In [16]:
%matplotlib inline
import re
import matplotlib.pyplot as plt
import numpy as np
import pandas as pd
from collections import Counter
from cleantext import clean
import nltk
from nltk.corpus import stopwords
nltk.download('stopwords')

def clean_text(text):
    """Calls the clean function from cleantext clean on a string"""
    t = clean(text,
    fix_unicode=False,               # fix various unicode errors
    to_ascii=True,                  # transliterate to closest ASCII representation
    lower=True,                     # lowercase text
    no_line_breaks=True,         # fully strip line breaks as opposed to only normalizing them NOT WORKING?
    no_urls=True,                  # replace all URLs with a special token
    no_emails=True,                # replace all email addresses with a special token
    no_phone_numbers=False,         # replace all phone numbers with a special token
    no_numbers=True,               # replace all numbers with a special token
    no_digits=False,                # replace all digits with a special token
    no_currency_symbols=False,      # replace all currency symbols with a special token
    no_punct=False,                 # remove punctuations
    replace_with_punct="",          # instead of removing punctuations you may replace them
    replace_with_url="URL",
    replace_with_email="EMAIL",
    replace_with_phone_number="PHONE",
    replace_with_number="NUMBER",
    replace_with_digit="0",
    replace_with_currency_symbol="CUR",
    lang="en"                       # set to 'de' for German special handling
    )
    return t


print("Getting csv...")
pd.set_option("display.max_colwidth", 10000000)
data = pd.read_csv('https://raw.githubusercontent.com/several27/FakeNewsCorpus/master/news_sample.csv')
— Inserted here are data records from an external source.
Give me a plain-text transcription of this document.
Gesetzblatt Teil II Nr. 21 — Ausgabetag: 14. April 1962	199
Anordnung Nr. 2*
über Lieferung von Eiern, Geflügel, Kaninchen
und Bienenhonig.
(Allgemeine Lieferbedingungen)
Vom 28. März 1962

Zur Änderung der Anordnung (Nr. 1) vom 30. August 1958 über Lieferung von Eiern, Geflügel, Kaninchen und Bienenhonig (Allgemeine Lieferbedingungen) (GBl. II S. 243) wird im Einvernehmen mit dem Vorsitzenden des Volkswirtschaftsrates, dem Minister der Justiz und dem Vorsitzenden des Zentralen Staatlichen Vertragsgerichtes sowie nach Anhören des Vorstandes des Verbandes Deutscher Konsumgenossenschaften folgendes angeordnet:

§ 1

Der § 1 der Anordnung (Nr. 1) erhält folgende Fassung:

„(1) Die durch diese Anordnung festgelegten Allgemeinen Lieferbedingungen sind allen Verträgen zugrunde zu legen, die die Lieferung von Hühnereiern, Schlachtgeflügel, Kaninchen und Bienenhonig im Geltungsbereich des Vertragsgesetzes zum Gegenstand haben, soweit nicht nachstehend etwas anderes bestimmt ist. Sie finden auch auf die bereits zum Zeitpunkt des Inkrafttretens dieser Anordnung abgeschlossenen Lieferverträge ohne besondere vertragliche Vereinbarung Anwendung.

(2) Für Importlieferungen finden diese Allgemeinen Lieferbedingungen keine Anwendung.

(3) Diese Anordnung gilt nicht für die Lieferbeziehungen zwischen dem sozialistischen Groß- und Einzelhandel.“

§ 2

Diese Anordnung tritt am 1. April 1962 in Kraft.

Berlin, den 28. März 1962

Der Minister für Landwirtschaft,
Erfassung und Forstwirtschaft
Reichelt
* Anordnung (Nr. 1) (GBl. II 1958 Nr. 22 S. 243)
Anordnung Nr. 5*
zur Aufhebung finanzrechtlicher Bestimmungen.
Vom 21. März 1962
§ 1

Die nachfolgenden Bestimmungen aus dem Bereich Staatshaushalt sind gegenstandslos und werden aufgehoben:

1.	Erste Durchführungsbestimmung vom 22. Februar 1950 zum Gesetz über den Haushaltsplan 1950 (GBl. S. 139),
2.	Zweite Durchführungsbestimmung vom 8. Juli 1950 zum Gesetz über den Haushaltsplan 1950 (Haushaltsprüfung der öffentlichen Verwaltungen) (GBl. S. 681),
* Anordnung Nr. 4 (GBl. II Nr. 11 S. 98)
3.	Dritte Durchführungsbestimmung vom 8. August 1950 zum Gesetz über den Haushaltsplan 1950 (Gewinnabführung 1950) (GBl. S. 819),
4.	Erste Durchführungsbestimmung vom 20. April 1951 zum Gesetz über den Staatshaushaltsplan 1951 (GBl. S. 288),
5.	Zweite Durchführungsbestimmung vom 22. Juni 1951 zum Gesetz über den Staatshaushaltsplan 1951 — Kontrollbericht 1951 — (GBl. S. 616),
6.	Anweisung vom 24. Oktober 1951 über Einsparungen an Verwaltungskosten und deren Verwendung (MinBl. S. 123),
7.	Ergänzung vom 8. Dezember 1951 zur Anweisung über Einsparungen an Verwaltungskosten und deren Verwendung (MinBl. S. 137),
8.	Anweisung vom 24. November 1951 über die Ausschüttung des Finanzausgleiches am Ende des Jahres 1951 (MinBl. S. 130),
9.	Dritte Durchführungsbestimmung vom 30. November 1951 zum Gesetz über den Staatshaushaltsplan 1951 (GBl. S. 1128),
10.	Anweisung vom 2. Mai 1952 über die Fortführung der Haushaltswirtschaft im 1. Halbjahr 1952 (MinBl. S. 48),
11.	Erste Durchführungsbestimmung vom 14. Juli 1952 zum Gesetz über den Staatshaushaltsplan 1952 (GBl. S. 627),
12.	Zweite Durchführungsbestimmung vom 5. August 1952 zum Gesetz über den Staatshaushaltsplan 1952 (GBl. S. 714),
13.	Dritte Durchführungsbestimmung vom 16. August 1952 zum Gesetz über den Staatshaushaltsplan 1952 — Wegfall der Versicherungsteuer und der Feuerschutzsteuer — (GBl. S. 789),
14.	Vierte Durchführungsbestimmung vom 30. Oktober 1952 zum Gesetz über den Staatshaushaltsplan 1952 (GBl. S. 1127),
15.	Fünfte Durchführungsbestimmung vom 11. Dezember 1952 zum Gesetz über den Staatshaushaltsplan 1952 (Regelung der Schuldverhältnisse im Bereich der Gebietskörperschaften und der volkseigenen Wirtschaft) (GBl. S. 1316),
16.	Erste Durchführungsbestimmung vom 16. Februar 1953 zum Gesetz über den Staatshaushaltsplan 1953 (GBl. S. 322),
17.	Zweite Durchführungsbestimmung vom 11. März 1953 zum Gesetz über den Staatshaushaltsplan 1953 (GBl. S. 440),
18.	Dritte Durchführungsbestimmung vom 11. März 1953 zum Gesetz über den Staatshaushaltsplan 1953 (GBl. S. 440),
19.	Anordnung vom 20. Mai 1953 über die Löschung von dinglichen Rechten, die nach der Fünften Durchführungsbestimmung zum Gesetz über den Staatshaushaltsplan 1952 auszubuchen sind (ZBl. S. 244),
print("Getting headers..")
column_names = list(data.columns.values)


print("Cleaning...")
for index, row in data.iterrows():
    cleaned = clean_text(row['content'])
    data.at[index,'content'] = cleaned
    

len_before_process = sum(map(len, data.content))
print(len_before_process)
    
    
print("Tokenizing and removing stopwords...")
stop_words = set(stopwords.words('english'))
for index, row in data.iterrows():    
    data.at[index,'content'] = nltk.word_tokenize(row['content'])
    
    filtered_sentence = []
    for w in data.at[index,'content']:
        if w not in stop_words:
            filtered_sentence.append(w)
    
    data.at[index,'content'] = filtered_sentence

    
len_after_process = sum(map(len, data.content))
print(len_after_process)
    


    
    
print("Done...")









[nltk_data] Downloading package stopwords to
[nltk_data]     /Users/simonmork/nltk_data...
[nltk_data]   Package stopwords is already up-to-date!


Getting csv...
Getting headers..
Cleaning...
1037899
Tokenizing and removing stopwords...
122049
Done...


In [None]:
#tips: nearest neighbor on missing data